The lungs and associated lymph nodes are key sites for immune memory induction following SARS-CoV-2 infection, as these areas were found to contain virus-specific memory T- and B-cells. The low frequency at which these cells are found in the spleen indicates that the infection is limited to mucosal entry sites. Tissue-resident memory T and B cells in the lung are likely to be required to protect these specific sites and may experience a boost in site-specific immune responses following vaccination.

The study also demonstrates tissue-specific functional responses of T-cells directed against the virus, with a broadly distributed virus-specific memory B-cell response. The lymph nodes show long-term GC responses after the infection clears across age groups from 10-74 years.

This is the first time that such centers have been shown to provide long-term protection against SARS-CoV-2 infection, thus ensuring that antibody maturation occurs and keeping antibody titers elevated.

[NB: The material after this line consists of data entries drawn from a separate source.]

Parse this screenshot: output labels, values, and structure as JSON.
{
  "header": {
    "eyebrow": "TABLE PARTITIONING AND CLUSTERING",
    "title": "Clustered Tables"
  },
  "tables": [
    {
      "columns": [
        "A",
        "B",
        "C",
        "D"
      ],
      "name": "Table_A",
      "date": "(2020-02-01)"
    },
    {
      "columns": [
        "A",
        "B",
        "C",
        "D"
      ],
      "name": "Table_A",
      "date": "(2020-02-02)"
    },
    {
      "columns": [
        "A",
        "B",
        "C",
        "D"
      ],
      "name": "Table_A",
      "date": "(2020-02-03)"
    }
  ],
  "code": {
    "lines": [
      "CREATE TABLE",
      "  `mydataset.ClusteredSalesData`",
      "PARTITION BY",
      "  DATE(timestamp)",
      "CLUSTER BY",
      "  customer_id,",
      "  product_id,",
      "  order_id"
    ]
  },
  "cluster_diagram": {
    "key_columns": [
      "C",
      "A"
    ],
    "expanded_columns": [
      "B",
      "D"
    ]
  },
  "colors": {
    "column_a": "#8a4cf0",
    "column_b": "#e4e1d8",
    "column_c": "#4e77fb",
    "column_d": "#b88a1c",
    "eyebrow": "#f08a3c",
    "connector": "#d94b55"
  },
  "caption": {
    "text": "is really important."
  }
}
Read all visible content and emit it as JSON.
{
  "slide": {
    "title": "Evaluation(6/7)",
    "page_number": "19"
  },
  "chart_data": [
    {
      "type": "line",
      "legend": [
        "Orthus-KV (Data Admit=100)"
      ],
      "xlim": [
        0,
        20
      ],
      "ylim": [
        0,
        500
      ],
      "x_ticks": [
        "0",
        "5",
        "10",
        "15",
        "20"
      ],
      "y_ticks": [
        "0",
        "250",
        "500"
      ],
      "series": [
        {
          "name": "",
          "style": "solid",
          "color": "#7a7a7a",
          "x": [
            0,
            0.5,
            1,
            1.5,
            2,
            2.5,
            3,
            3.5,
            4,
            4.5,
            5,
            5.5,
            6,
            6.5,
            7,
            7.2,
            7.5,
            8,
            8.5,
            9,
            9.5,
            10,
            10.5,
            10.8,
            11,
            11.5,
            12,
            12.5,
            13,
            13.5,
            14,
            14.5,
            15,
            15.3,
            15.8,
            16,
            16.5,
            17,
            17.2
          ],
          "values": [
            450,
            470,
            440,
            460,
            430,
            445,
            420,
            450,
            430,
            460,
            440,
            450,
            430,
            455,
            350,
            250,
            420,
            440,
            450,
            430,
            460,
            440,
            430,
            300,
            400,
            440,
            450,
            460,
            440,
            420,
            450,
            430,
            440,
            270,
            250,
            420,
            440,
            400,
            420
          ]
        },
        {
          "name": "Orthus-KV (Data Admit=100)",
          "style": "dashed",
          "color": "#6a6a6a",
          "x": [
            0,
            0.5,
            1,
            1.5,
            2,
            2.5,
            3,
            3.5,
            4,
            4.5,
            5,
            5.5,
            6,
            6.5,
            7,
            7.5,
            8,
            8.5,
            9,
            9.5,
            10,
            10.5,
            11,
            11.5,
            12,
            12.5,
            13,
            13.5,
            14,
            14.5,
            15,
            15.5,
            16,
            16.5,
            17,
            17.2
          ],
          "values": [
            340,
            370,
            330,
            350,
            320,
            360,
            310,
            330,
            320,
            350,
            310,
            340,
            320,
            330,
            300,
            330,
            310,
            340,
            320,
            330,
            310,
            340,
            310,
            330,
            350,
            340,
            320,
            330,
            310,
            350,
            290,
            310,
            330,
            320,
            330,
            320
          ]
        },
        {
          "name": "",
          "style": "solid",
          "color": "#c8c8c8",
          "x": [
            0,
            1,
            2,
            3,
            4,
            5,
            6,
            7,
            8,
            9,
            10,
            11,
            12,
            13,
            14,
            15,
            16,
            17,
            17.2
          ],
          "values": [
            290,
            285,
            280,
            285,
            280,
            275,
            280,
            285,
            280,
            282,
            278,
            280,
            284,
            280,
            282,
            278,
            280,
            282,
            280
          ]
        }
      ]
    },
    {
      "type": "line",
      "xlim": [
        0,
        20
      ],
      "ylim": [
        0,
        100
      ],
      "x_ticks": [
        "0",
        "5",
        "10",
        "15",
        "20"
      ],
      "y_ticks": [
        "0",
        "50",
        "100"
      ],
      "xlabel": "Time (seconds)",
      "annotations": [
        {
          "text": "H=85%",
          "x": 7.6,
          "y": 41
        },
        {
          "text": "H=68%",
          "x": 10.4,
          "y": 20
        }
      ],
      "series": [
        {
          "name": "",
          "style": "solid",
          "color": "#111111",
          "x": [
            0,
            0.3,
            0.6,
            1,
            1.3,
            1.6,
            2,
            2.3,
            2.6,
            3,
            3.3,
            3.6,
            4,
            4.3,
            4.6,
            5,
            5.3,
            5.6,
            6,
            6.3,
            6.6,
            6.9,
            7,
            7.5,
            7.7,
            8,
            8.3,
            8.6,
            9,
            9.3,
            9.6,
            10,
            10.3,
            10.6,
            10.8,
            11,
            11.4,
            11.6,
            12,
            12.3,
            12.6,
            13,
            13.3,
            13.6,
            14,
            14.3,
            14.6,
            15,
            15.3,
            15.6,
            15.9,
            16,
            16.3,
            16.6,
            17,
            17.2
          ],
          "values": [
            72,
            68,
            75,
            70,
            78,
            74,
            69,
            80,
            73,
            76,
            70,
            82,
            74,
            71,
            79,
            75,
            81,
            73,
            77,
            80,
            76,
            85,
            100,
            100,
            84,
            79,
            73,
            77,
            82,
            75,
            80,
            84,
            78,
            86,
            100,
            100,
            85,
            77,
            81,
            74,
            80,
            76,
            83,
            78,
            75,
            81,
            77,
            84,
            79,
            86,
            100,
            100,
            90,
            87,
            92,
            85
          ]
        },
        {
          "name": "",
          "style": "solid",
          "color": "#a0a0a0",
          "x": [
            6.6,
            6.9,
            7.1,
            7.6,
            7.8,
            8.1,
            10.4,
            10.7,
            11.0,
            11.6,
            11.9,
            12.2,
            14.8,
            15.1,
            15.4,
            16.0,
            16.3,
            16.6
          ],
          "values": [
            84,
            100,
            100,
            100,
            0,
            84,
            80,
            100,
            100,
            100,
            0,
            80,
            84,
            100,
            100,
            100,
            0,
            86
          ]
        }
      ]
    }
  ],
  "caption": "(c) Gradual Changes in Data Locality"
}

Even older people responded with robust memory immune responses.

“Together, these findings suggest that dynamic coordination of adaptive immune responses across the body is a feature of antiviral immunity to SARS-CoV-2.”

This could lead to the development of methods to monitor immune memory and strengthen immune responses at the sites of infection.

“Our study suggests that to improve protection against the virus, vaccines should target the memory immune cells within the lung and its associated lymph nodes, which can be accomplished with nasal sprays of disabled viruses. We’ve found previously in mice with influenza that memory T cells in the lung are needed for optimal protection against respiratory infections, and this study strongly suggests that the same could be true in people.”